The administrative divisions of Tanzania are controlled by Part I, Article 2.2 of the Constitution of Tanzania. Tanzania is divided into thirty-one regions (mkoa in Swahili). Each region is subdivided into districts (wilaya in Swahili). The districts are sub-divided into divisions (tarafa in Swahili) and further into local wards (kata in Swahili). Wards are further subdivided for management purposes: for urban wards into streets (mtaa in Swahili) and for rural wards into  villages (kijiji in Swahili).
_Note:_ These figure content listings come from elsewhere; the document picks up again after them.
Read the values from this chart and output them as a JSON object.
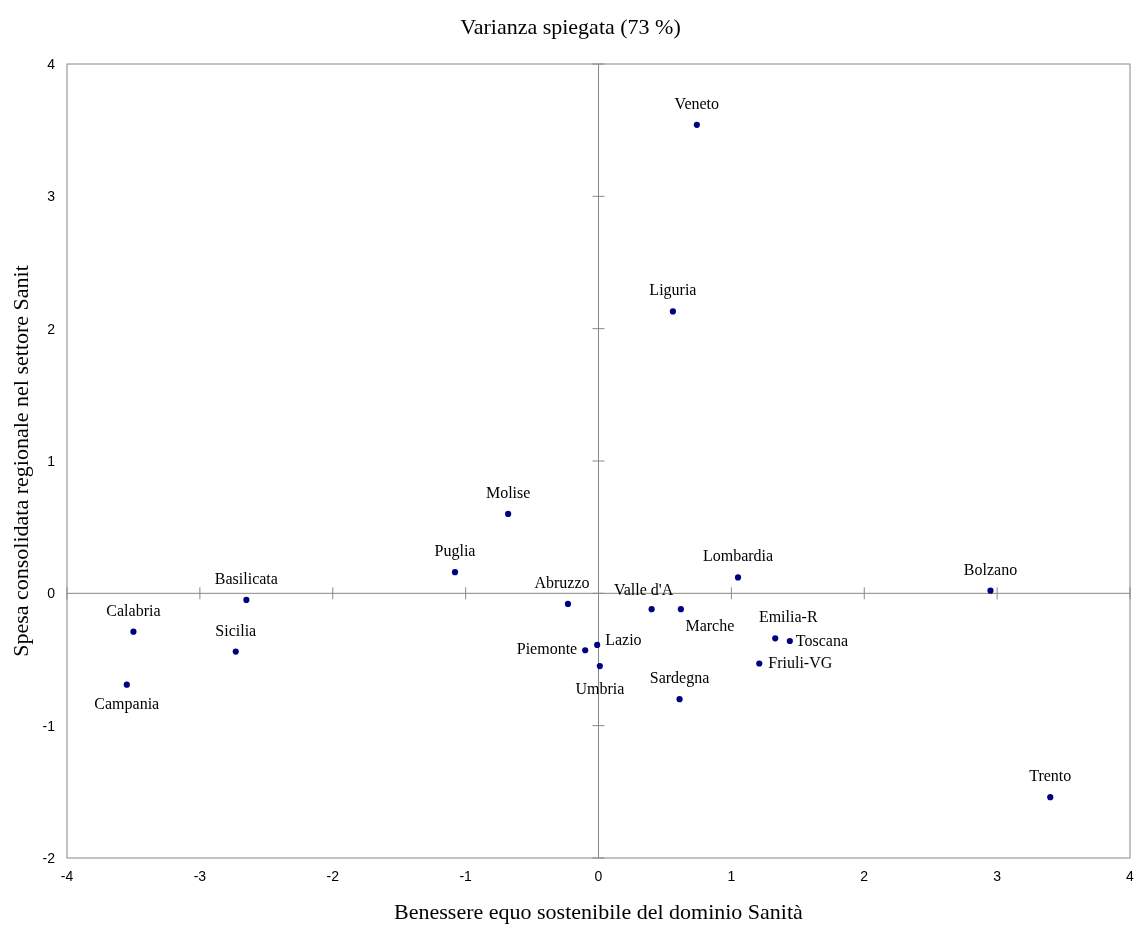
{
  "chart_data": {
    "type": "scatter",
    "title": "Varianza spiegata (73 %)",
    "xlabel": "Benessere equo sostenibile del dominio Sanità",
    "ylabel": "Spesa consolidata regionale nel settore Sanit",
    "xlim": [
      -4,
      4
    ],
    "ylim": [
      -2,
      4
    ],
    "xticks": [
      -4,
      -3,
      -2,
      -1,
      0,
      1,
      2,
      3,
      4
    ],
    "yticks": [
      -2,
      -1,
      0,
      1,
      2,
      3,
      4
    ],
    "marker": "circle",
    "series": [
      {
        "color": "#000080",
        "x": [
          0.74,
          0.56,
          -0.68,
          -1.08,
          -2.65,
          -3.5,
          -3.55,
          -2.73,
          -0.23,
          0.4,
          0.62,
          1.05,
          2.95,
          -0.01,
          -0.1,
          0.01,
          1.33,
          1.44,
          1.21,
          0.61,
          3.4
        ],
        "values": [
          3.54,
          2.13,
          0.6,
          0.16,
          -0.05,
          -0.29,
          -0.69,
          -0.44,
          -0.08,
          -0.12,
          -0.12,
          0.12,
          0.02,
          -0.39,
          -0.43,
          -0.55,
          -0.34,
          -0.36,
          -0.53,
          -0.8,
          -1.54
        ]
      }
    ],
    "annotations": [
      {
        "text": "Veneto",
        "x": 0.74,
        "y": 3.54
      },
      {
        "text": "Liguria",
        "x": 0.56,
        "y": 2.13
      },
      {
        "text": "Molise",
        "x": -0.68,
        "y": 0.6
      },
      {
        "text": "Puglia",
        "x": -1.08,
        "y": 0.16
      },
      {
        "text": "Basilicata",
        "x": -2.65,
        "y": -0.05
      },
      {
        "text": "Calabria",
        "x": -3.5,
        "y": -0.29
      },
      {
        "text": "Campania",
        "x": -3.55,
        "y": -0.69
      },
      {
        "text": "Sicilia",
        "x": -2.73,
        "y": -0.44
      },
      {
        "text": "Abruzzo",
        "x": -0.23,
        "y": -0.08
      },
      {
        "text": "Valle d'A",
        "x": 0.4,
        "y": -0.12
      },
      {
        "text": "Marche",
        "x": 0.62,
        "y": -0.12
      },
      {
        "text": "Lombardia",
        "x": 1.05,
        "y": 0.12
      },
      {
        "text": "Bolzano",
        "x": 2.95,
        "y": 0.02
      },
      {
        "text": "Lazio",
        "x": -0.01,
        "y": -0.39
      },
      {
        "text": "Piemonte",
        "x": -0.1,
        "y": -0.43
      },
      {
        "text": "Umbria",
        "x": 0.01,
        "y": -0.55
      },
      {
        "text": "Emilia-R",
        "x": 1.33,
        "y": -0.34
      },
      {
        "text": "Toscana",
        "x": 1.44,
        "y": -0.36
      },
      {
        "text": "Friuli-VG",
        "x": 1.21,
        "y": -0.53
      },
      {
        "text": "Sardegna",
        "x": 0.61,
        "y": -0.8
      },
      {
        "text": "Trento",
        "x": 3.4,
        "y": -1.54
      }
    ]
  }
}
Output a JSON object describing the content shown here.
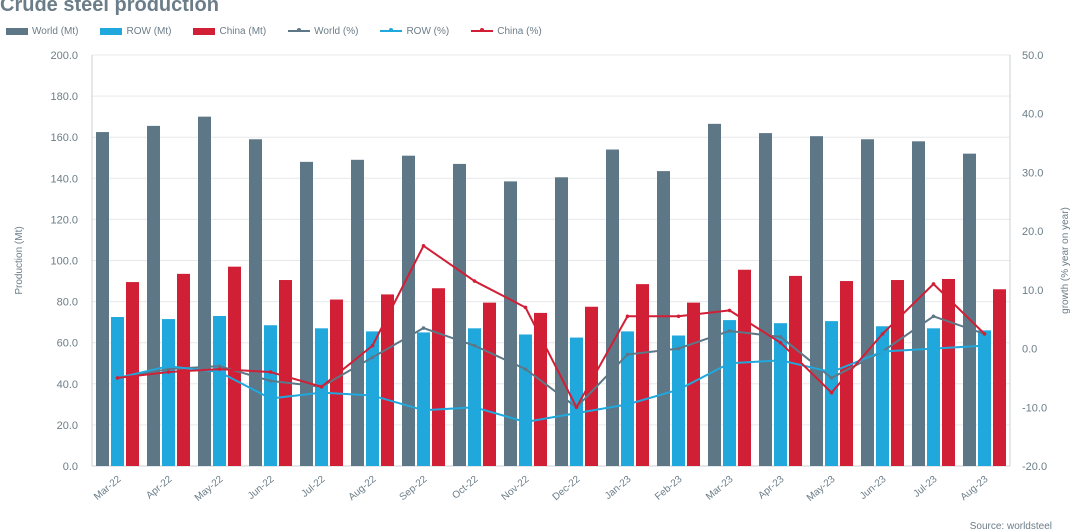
{
  "chart_data": {
    "type": "bar",
    "title": "Crude steel production",
    "categories": [
      "Mar-22",
      "Apr-22",
      "May-22",
      "Jun-22",
      "Jul-22",
      "Aug-22",
      "Sep-22",
      "Oct-22",
      "Nov-22",
      "Dec-22",
      "Jan-23",
      "Feb-23",
      "Mar-23",
      "Apr-23",
      "May-23",
      "Jun-23",
      "Jul-23",
      "Aug-23"
    ],
    "ylabel": "Production (Mt)",
    "ylim": [
      0,
      200
    ],
    "yticks": [
      "0.0",
      "20.0",
      "40.0",
      "60.0",
      "80.0",
      "100.0",
      "120.0",
      "140.0",
      "160.0",
      "180.0",
      "200.0"
    ],
    "y2label": "growth (% year on year)",
    "y2lim": [
      -20,
      50
    ],
    "y2ticks": [
      "-20.0",
      "-10.0",
      "0.0",
      "10.0",
      "20.0",
      "30.0",
      "40.0",
      "50.0"
    ],
    "grid": true,
    "legend_position": "top-left",
    "series": [
      {
        "name": "World (Mt)",
        "kind": "bar",
        "axis": "left",
        "color": "#5e7787",
        "values": [
          162.5,
          165.5,
          170,
          159,
          148,
          149,
          151,
          147,
          138.5,
          140.5,
          154,
          143.5,
          166.5,
          162,
          160.5,
          159,
          158,
          152
        ]
      },
      {
        "name": "ROW (Mt)",
        "kind": "bar",
        "axis": "left",
        "color": "#20a8dd",
        "values": [
          72.5,
          71.5,
          73,
          68.5,
          67,
          65.5,
          65,
          67,
          64,
          62.5,
          65.5,
          63.5,
          71,
          69.5,
          70.5,
          68,
          67,
          66
        ]
      },
      {
        "name": "China (Mt)",
        "kind": "bar",
        "axis": "left",
        "color": "#d11f36",
        "values": [
          89.5,
          93.5,
          97,
          90.5,
          81,
          83.5,
          86.5,
          79.5,
          74.5,
          77.5,
          88.5,
          79.5,
          95.5,
          92.5,
          90,
          90.5,
          91,
          86
        ]
      },
      {
        "name": "World (%)",
        "kind": "line",
        "axis": "right",
        "color": "#5e7787",
        "values": [
          -5,
          -3.5,
          -3,
          -5.5,
          -6.5,
          -1.5,
          3.5,
          0.5,
          -3.5,
          -10,
          -1,
          0,
          3,
          2,
          -5,
          -0.5,
          5.5,
          2.5
        ]
      },
      {
        "name": "ROW (%)",
        "kind": "line",
        "axis": "right",
        "color": "#20a8dd",
        "values": [
          -5,
          -3,
          -4,
          -8.5,
          -7.5,
          -8,
          -10.5,
          -10,
          -12.5,
          -11,
          -9.5,
          -7,
          -2.5,
          -2,
          -4,
          -0.5,
          0,
          0.5
        ]
      },
      {
        "name": "China (%)",
        "kind": "line",
        "axis": "right",
        "color": "#d11f36",
        "values": [
          -5,
          -4,
          -3.5,
          -4,
          -6.5,
          0.5,
          17.5,
          11.5,
          7,
          -10,
          5.5,
          5.5,
          6.5,
          1,
          -7.5,
          2.5,
          11,
          2.5
        ]
      }
    ],
    "source": "Source: worldsteel"
  }
}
The villages may be further subdivided into hamlets (kitongoji in Swahili).

Regions

In 1922 under the British Tanganyika was divided into twenty-two regions, known as "divisions": Arusha, Bagamoyo, Bukoba, Dar es Salaam, Dodoma, Iringa, Kilwa, Kondoa-Irangi, Lindi, Mahenge, Morogoro, Moshi, Mwanza, Pangani, Rufiji, Rungwe, Songea, Tabora, Tanga, Ufipa, Ujiji, and Usambara.

Districts

According to the 2012 Tanzania National Census, Tanzania was divided into 169 districts. There is one type of rural district: a District Council. And there are three types of urban districts: Town Council, Municipal Council and City Council.

Divisions
A division is an administrative organization for several Wards.

Wards
A village is the lowest government administrative structure at the community level. In an urban area, a cluster (mtaa) can include a number of streets. A Ward (Kata) is an administrative structure for one single town or portion of a bigger town (Urban Wards). Rural wards are composed of several villages.